J Korean Med Sci.  2012 Sep;27(9):987-992. 10.3346/jkms.2012.27.9.987.

Prostaglandin E2 and Interleukin-1beta Reduce E-cadherin Expression by Enhancing Snail Expression in Gastric Cancer Cells

Affiliations
  • 1Department of Surgery, Dankook University Hospital, Cheonan, Korea.
  • 2Department of Pathology, Dongguk University College of Medicine, Gyeongju, Korea. taejung@mail.dongguk.ac.kr
  • 3Department of Surgery, Dongguk University College of Medicine, Gyeongju, Korea.

Abstract

Inflammation is closely related to the progression of cancer as well as tumorigenesis. Here, we investigated the effect of prostaglandin E2 (PGE2) and interleukin-1beta (IL-1beta) on E-cadherin expression in SNU719 gastric cancer cells. E-cadherin expression decreased as the dose or exposure time of PGE2 and IL-1beta increased, whereas Snail expression increased with dose or time of PGE2 and IL-1beta. E-cadherin expression reduced by PGE2 treatment increased after the transfection of Snail siRNA. Neutralization of IL-1beta using anti-IL-1beta antibody blocked the expression pattern of E-cadherin and Snail occurred by IL-1beta treatment. However, there was no synergic effect of IL-1beta and PGE2 on the expression pattern of E-cadherin and Snail. In conclusion, inflammatory mediators reduced E-cadherin expression by enhancing Snail expression in gastric cancer cells. Inflammation-induced transcriptional regulation of E-cadherin in gastric cancer has implications for targeted chemoprevention and therapy.

Keyword

Gastric cancer; Prostaglandin E2; Interleukin-1beta; E-cadherin; Snail

MeSH Terms

Antibodies/immunology
Antineoplastic Agents/pharmacology
Cadherins/*metabolism
Cell Line, Tumor
Dinoprostone/*pharmacology
Gene Expression Regulation/*drug effects
Humans
Interleukin-1beta/immunology/*pharmacology
RNA Interference
RNA, Small Interfering/metabolism
Stomach Neoplasms/metabolism/pathology
Transcription Factors/antagonists & inhibitors/genetics/*metabolism
Antibodies
Antineoplastic Agents
Cadherins
Interleukin-1beta
RNA, Small Interfering
Transcription Factors
Dinoprostone

Figure

  • Fig. 1 Western blot analyses of E-cadherin, COX-2 and Snail in SNU719 and SNU668 cells. (A) Endogenous expression of E-cadherin, COX-2 and Snail in SNU719 and SNU668 cells. (B) Expression of E-cadherin after ectopic expression of Snail in SNU719 cells. Twenty µg of protein was separated by 10% SDS-polyacrylamide gel electrophoresis and transferred to a nitrocellulose membrane. The bottom represents GAPDH, which was used as a loading control.
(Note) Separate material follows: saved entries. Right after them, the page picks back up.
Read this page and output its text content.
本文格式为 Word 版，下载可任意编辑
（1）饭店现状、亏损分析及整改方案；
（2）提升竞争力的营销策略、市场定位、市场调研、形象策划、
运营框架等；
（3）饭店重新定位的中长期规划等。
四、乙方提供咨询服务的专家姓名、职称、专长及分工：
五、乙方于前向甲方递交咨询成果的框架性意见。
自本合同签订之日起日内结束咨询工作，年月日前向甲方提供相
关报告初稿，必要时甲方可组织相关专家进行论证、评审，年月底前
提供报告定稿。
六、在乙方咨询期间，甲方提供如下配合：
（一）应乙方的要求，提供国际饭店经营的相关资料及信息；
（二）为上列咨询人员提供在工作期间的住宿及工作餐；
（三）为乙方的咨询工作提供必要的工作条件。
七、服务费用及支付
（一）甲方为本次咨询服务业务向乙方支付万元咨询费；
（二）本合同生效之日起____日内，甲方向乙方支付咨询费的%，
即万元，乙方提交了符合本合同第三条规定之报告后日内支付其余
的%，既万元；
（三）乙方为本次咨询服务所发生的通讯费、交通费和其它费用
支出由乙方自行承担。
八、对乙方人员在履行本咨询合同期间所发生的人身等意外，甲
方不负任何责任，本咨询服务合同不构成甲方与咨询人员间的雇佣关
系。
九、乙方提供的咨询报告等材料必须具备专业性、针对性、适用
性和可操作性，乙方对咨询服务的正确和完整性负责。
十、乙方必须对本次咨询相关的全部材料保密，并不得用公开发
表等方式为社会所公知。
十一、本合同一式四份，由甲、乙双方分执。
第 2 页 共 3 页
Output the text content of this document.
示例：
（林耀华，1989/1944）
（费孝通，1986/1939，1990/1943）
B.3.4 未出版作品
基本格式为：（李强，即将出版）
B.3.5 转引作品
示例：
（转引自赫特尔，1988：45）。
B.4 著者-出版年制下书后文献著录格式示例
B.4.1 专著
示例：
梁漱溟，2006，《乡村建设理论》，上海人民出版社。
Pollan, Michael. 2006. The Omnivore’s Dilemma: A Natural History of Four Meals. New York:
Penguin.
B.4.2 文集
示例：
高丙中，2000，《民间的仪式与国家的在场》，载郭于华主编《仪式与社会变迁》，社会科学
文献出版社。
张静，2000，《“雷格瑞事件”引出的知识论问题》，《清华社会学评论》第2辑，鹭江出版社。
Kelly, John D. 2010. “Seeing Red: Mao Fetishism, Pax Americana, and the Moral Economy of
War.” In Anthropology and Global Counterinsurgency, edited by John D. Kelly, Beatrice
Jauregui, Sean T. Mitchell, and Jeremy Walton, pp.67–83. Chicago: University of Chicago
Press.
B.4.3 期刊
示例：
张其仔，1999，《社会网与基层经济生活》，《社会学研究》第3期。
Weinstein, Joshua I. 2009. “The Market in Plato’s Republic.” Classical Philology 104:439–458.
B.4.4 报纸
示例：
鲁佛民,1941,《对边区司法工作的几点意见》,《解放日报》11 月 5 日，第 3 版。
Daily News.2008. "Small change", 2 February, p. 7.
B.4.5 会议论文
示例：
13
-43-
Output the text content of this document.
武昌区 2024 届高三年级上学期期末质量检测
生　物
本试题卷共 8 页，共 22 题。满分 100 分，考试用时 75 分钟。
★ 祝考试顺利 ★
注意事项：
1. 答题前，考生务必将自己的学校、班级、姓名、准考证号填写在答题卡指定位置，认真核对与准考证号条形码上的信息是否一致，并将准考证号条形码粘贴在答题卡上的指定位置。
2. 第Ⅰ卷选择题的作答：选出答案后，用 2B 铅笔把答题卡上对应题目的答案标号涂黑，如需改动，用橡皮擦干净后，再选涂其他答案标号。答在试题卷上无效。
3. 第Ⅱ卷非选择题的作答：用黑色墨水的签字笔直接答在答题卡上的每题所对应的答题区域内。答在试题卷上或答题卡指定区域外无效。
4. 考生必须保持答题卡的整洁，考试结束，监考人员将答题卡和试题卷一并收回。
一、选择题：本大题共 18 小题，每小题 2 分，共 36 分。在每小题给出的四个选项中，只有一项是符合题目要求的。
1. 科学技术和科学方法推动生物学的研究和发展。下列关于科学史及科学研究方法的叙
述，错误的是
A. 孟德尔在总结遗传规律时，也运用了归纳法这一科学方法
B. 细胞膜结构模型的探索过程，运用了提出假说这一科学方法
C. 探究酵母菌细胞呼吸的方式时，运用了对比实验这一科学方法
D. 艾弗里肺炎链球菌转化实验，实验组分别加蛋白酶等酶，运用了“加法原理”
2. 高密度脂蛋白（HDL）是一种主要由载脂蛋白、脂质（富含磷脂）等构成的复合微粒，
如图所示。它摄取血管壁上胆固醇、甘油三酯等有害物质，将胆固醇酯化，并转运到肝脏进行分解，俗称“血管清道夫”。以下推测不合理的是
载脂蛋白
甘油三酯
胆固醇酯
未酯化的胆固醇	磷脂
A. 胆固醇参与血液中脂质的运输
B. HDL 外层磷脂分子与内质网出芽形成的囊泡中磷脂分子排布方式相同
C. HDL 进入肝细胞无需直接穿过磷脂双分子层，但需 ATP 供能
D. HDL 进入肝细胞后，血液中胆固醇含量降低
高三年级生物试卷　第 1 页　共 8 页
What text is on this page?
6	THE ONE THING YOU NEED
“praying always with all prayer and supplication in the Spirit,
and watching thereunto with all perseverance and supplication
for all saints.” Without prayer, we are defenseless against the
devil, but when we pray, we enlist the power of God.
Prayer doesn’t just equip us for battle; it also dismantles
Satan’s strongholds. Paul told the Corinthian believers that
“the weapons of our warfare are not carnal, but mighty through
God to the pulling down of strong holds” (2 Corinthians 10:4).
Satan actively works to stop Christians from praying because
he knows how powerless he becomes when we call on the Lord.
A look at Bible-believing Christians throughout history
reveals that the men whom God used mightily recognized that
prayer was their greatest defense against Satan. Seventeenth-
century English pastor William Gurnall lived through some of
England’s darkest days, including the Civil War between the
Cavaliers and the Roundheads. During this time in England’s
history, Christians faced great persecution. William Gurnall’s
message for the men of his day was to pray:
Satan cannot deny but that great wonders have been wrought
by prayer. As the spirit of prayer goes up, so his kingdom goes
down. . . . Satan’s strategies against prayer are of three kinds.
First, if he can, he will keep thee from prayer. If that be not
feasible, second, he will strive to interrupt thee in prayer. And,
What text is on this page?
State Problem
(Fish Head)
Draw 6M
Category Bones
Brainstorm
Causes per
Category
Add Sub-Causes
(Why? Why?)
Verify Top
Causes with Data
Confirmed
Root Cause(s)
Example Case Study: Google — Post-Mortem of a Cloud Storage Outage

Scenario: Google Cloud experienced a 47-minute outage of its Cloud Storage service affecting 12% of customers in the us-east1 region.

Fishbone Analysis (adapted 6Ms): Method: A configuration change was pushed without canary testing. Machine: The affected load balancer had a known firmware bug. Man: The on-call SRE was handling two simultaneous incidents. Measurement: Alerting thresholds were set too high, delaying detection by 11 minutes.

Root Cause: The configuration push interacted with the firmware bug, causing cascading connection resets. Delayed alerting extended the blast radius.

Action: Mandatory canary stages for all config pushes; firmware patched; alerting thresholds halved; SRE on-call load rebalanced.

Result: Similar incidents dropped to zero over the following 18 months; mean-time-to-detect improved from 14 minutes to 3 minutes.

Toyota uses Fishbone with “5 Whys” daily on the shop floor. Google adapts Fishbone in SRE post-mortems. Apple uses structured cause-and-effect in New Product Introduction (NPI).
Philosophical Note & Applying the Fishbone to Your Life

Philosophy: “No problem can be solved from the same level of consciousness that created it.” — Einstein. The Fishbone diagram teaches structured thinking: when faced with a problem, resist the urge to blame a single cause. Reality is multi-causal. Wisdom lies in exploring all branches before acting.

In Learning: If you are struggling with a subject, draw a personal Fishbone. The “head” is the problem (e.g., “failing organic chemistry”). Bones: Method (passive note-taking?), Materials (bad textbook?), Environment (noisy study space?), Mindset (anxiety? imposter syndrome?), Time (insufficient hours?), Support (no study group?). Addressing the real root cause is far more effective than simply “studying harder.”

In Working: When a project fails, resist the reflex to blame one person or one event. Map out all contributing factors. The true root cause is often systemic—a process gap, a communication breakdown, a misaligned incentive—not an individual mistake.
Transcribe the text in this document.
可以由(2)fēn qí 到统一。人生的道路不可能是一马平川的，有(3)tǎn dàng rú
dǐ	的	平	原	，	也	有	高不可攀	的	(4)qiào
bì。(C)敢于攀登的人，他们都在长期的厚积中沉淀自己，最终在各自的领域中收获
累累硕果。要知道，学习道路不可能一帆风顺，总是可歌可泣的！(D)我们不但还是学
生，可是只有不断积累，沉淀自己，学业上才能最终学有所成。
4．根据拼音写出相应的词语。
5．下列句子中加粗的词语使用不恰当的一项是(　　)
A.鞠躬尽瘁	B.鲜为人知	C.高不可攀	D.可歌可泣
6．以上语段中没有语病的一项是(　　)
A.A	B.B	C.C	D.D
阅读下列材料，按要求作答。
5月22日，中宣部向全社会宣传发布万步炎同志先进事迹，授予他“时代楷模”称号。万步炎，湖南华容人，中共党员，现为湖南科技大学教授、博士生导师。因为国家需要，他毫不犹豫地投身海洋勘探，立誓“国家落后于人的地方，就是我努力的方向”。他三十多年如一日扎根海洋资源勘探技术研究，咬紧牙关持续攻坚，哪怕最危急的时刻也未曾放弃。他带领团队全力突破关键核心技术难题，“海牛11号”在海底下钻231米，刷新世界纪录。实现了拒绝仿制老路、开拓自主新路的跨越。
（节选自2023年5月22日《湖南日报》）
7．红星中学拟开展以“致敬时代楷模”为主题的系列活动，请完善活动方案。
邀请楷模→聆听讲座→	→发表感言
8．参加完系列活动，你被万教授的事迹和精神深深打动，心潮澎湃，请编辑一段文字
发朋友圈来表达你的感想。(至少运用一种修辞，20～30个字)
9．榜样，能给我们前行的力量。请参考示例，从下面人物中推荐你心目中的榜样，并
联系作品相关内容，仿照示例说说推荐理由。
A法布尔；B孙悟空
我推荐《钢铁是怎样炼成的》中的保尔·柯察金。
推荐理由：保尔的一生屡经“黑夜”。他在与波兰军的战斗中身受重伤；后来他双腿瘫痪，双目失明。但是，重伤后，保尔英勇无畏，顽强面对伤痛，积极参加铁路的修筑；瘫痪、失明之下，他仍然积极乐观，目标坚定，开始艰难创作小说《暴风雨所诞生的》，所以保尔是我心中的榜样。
  • Fig. 2 Western blot analyses of E-cadherin and Snail in SNU719 cells treated with PGE2. (A, B) E-cadherin expression decreases as the dose or exposure time of PGE2 increased, whereas Snail expression increases with dose or time of PGE2. Twenty µg of protein was separated by 10% SDS-polyacrylamide gel electrophoresis and transferred to a nitrocellulose membrane. The bottom represents GAPDH, which was used as a loading control.

  • Fig. 3 Western blot analyses of E-cadherin in SNU719 cells treated with PGE2 after the transfection of Snail siRNA. Snail siRNA blocks the expression pattern of E-cadherin induced by PGE2 treatment. Twenty µg of protein was separated by 10% SDS-polyacrylamide gel electrophoresis and transferred to a nitrocellulose membrane. The bottom represents GAPDH, which was used as a loading control.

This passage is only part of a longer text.